The Chancellor is in a tight spot, but expect his political wiles to be on full display, says Spencer Thompson.

The most significant fiscal event of this parliament will take place in late November, when the Chancellor presents the spending review setting out his plans for funding government departments over the next four years. This week, across Whitehall and up and down the country, ministers, lobbyists, advocacy groups and town halls are busily finalising their pitches ahead of Friday’s deadline for submissions to the review

It is difficult to overstate the challenge faced by the Chancellor. Under his current spending forecast and planned protections for the NHS, schools, defence and international aid spending, other areas of government will need to be cut by 16.4 per cent in real terms between 2015/16 and 2019/20. Focusing on services spending outside of protected areas, the cumulative cut will reach 26.5 per cent. Despite this, the Chancellor nonetheless has significant room for manoeuvre.

Firstly, under plans unveiled at the budget, the government intends to expand capital investment significantly in both 2018-19 and 2019-20. Over the last parliament capital spending was cut by around a quarter, but between now and 2019-20 it will grow by almost 20 per cent. How this growth in spending should be distributed across departments and between investment projects should be at the heart of the spending review.

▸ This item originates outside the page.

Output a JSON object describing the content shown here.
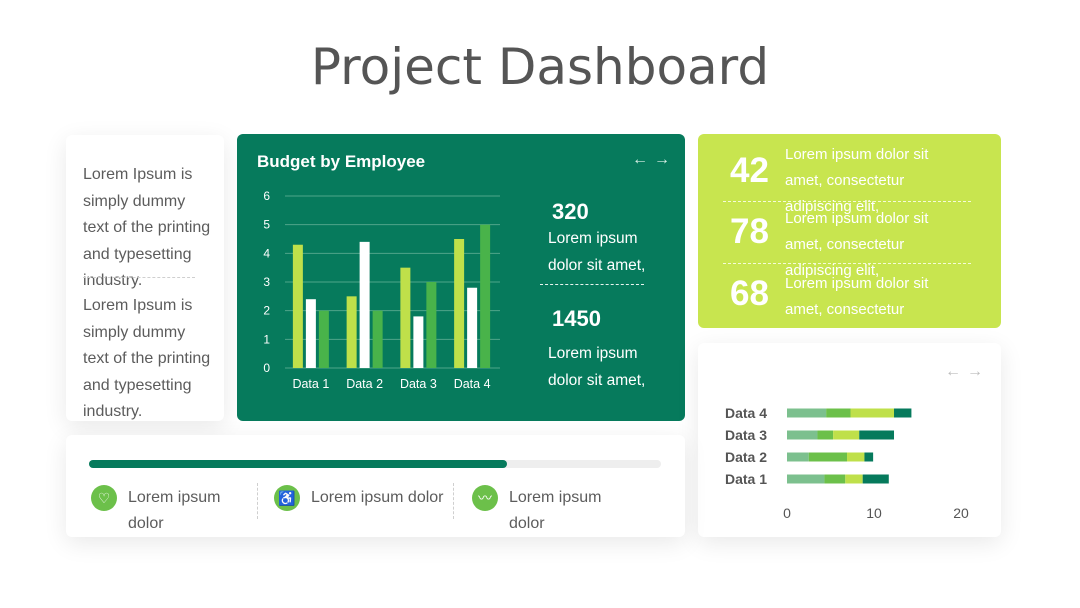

In a paper published on Monday, we highlighted three urgent priorities for any additional capital spending: re-balancing transport investment away from London and the greater South East towards the North of England, a £2bn per year boost in public spending on housebuilding, and £1bn of extra investment per year in energy efficiency improvements for fuel-poor households.

Secondly, despite the tough fiscal environment, the Chancellor has the scope to fund a range of areas of policy in dire need of extra resources. These include social care, where rising costs at a time of falling resources are set to generate a severe funding squeeze for local government, 16-19 education, where many 6th-form and FE colleges are at risk of great financial difficulty, and funding a guaranteed paid job for young people in long-term unemployment. Our paper suggests a range of options for how to put these and other areas of policy on a sustainable funding footing.

There is a political angle to this as well. The Conservatives are keen to be seen as a party representing all working people, as shown by the "blue-collar Conservatism" agenda. In addition, the spending review offers the Conservative party the opportunity to return to ‘Compassionate Conservatism’ as a going concern.  If they are truly serious about being seen in this light, this should be reflected in a social investment agenda pursued through the spending review that promotes employment and secures a future for public services outside the NHS and schools.

This will come at a cost, however. In our paper, we show how the Chancellor could fund our package of proposed policies without increasing the pain on other areas of government, while remaining consistent with the government’s fiscal rules that require him to reach a surplus on overall government borrowing by 2019-20. We do not agree that the Government needs to reach a surplus in that year. But given this target wont be scrapped ahead of the spending review, we suggest that he should target a slightly lower surplus in 2019/20 of £7bn, with the deficit the year before being £2bn higher. In addition, we propose several revenue-raising measures in line with recent government tax policy that together would unlock an additional £5bn of resource for government departments.

Make no mistake, this will be a tough settlement for government departments and for public services. But the Chancellor does have a range of options open as he plans the upcoming spending review. Expect his reputation as a highly political Chancellor to be on full display.